# Proyecto USB



## konig (Jun 16, 2007)

Antes todo tenga un buen dia, veran el motivo por el cual escribo es el siguiente : 
Quisiera hacer un proyecto (el q sea )( un teclado, un mouse, un mando tipo jostick, un termometro.. como dije cualquiera) es claro q mientras mas dificil mas se aprende   , a lo q voy es q si alguien tiene algun manual para poder configurar y manejar el USB ...  y en caso de querer hacer un pequeño software para el proyecto.. con cual seria el mas recomendable... saludos y gracias.......


----------



## fitocondria (Jun 18, 2007)

checa el libro de linux device drivers para dispositivos usb, es gratuito lo puedes bajar de internet. Yo por el momento un poco ocupado con la tesis pero si me interesa mucho manejar el usb, ya que están desapareciendo los demás puertos.
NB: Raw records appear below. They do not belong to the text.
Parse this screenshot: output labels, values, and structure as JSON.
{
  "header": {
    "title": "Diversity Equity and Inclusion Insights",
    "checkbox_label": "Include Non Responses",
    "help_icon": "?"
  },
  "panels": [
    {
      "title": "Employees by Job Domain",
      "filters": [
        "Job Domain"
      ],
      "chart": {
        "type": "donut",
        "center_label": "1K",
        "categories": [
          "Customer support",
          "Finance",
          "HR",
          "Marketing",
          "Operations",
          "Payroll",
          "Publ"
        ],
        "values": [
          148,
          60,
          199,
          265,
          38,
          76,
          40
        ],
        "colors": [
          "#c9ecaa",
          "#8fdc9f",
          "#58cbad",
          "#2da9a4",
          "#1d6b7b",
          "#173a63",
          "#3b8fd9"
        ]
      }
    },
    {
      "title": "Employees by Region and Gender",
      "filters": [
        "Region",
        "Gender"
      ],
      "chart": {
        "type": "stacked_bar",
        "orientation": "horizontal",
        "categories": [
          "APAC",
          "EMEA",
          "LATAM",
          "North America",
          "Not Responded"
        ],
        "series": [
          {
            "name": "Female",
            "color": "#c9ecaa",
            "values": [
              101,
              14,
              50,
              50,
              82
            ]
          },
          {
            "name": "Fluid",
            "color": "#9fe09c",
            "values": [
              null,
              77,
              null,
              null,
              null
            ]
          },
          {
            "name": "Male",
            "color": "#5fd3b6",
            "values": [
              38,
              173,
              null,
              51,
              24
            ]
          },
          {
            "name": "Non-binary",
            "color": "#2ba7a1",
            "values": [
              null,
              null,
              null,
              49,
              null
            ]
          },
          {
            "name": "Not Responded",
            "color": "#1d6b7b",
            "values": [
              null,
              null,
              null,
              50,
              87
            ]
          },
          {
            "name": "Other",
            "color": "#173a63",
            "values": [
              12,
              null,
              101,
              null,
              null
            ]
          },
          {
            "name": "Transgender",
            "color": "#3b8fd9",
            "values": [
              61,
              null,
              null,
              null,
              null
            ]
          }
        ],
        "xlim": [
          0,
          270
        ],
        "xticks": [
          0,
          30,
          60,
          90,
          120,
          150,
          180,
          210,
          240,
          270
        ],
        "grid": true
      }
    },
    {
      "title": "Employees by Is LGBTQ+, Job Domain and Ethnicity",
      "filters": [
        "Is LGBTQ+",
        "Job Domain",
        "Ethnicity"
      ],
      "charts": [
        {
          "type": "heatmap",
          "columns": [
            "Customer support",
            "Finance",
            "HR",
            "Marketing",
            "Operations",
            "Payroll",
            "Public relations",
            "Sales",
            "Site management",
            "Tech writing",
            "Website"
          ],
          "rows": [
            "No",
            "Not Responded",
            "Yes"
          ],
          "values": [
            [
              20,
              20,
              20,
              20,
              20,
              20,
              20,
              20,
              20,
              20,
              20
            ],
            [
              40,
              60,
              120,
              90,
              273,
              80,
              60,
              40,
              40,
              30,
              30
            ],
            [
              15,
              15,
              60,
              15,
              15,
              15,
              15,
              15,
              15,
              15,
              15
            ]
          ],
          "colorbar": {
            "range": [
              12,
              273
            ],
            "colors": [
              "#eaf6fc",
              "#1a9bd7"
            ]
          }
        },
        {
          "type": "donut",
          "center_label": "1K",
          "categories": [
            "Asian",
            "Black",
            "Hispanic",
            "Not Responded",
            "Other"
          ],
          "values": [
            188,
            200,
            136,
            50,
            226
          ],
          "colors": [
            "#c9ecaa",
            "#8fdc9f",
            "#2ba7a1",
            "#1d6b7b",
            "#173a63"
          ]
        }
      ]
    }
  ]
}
Te pasaría el libro en pdf pero no lo tengo en esta computadora, pero buscalo en la pagina de o'reilly.


----------



## tiopepe123 (Jun 18, 2007)

Caramba , me parece que quieres empezar la casa por el tejado, no es tan sencillo como parece, si no  busca un poco de información

http://www.fujitsu.com/downloads/EU/es/soporte/discosduros/UnpaseoporUSB-1.pdf

es para el usb1, pero ni caso, el 2 es una simple ampliación, ni tan solo se deberia llamar 2 sino 1.5.
En la misma direcccion hay el pdf para el dos, pero te recomiendo el 1 que es el completo.

Finalmente pasate por usb.org donde encontraras el manual completo de la normativa y empieza a alucinar... comple jo es decir poco.


----------



## Beiker (Jun 26, 2007)

hola 
 nose si sabes pero hay un copilador para pic llamado pic c version 4.0 el cual  te va a permitir usar el usb mas facilmente para esto leete  un tutorial sobre este copilador y ayudandote con el data  del pic que quieras utilizar.
 te recomiendo que utilizes visual basic como lenguaje de interfase no te la paso porque no la tengo en este computador  
 pero  cuando pueda te la mando pero ve adelantando 
 alguna cosa me avisas


----------